Bile duct dilatation from obstruction is seen more often because jaundice occurs in 42% of patients with non-Hodgkin's lymphoma primarily involving the pancreas.

Diagnosis, Treatment, and Prognosis:
As the prognosis of a pancreatic lymphoma is favorable, its differentiation from a carcinoma is crucial. The correlation of USG , CT and MR findings may result in a correct diagnosis. However, if doubt exists, biopsy may reveal the true nature of the mass.

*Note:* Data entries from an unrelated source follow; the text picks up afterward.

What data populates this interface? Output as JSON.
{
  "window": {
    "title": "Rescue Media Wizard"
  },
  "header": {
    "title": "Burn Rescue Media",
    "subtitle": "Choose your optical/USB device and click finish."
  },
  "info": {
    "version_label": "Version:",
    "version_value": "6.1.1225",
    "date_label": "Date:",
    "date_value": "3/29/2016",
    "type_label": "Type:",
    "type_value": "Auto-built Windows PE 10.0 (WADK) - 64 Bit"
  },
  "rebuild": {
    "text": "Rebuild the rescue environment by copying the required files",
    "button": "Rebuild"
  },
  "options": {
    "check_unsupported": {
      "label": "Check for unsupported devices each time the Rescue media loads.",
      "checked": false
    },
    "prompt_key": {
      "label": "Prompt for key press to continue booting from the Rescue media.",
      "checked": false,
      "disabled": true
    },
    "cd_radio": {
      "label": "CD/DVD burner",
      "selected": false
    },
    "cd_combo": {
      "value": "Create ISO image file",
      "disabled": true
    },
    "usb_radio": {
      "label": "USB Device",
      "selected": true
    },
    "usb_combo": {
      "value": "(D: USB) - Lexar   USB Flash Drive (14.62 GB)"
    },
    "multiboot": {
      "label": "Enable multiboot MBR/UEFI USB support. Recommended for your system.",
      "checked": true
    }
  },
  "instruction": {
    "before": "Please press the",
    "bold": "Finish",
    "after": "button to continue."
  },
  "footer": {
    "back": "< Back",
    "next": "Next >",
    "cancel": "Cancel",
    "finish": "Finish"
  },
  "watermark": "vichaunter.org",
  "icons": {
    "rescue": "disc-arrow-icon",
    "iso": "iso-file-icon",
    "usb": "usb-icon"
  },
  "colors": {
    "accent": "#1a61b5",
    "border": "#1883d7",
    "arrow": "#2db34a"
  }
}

Percutaneous(usg guided) or endoscopic core biopsy should be performed to establish the diagnosis. In most patients, the diagnosis can be established without surgery; this fact is a major reason to look for findings suggestive of pancreatic lymphoma.

Summary
When the radiologist is faced with a well-circumscribed tumoral mass in the pancreas, knowing when to direct the patient toward non-surgical biopsy instead of surgical biopsy is critical. Lymphoma does not require surgical staging or a palliative Whipple's procedure before chemotherapy or radiation therapy. In patients with primary pancreatic lymphoma, no marked pancreatic ductal dilatation is present even with ductal invasion. Adenocarcinoma commonly dilates the more distal pancreatic duct when more proximal ductal invasion has taken place. Lymph node involvement below the level of the renal veins is another finding not seen with adenocarcinoma. Clinical and imaging findings are otherwise not specific in the differentiation of pancreatic lymphoma and pancreatic cancer, but a bulky homogeneous tumoral mass without alteration of Wirsung's duct or the peripancreatic vessels should suggest the diagnosis. In patients with diffuse infiltration of the pancreatic gland without clinical signs of pancreatitis, the radiologist should be alert to the possibility of pancreatic lymphoma.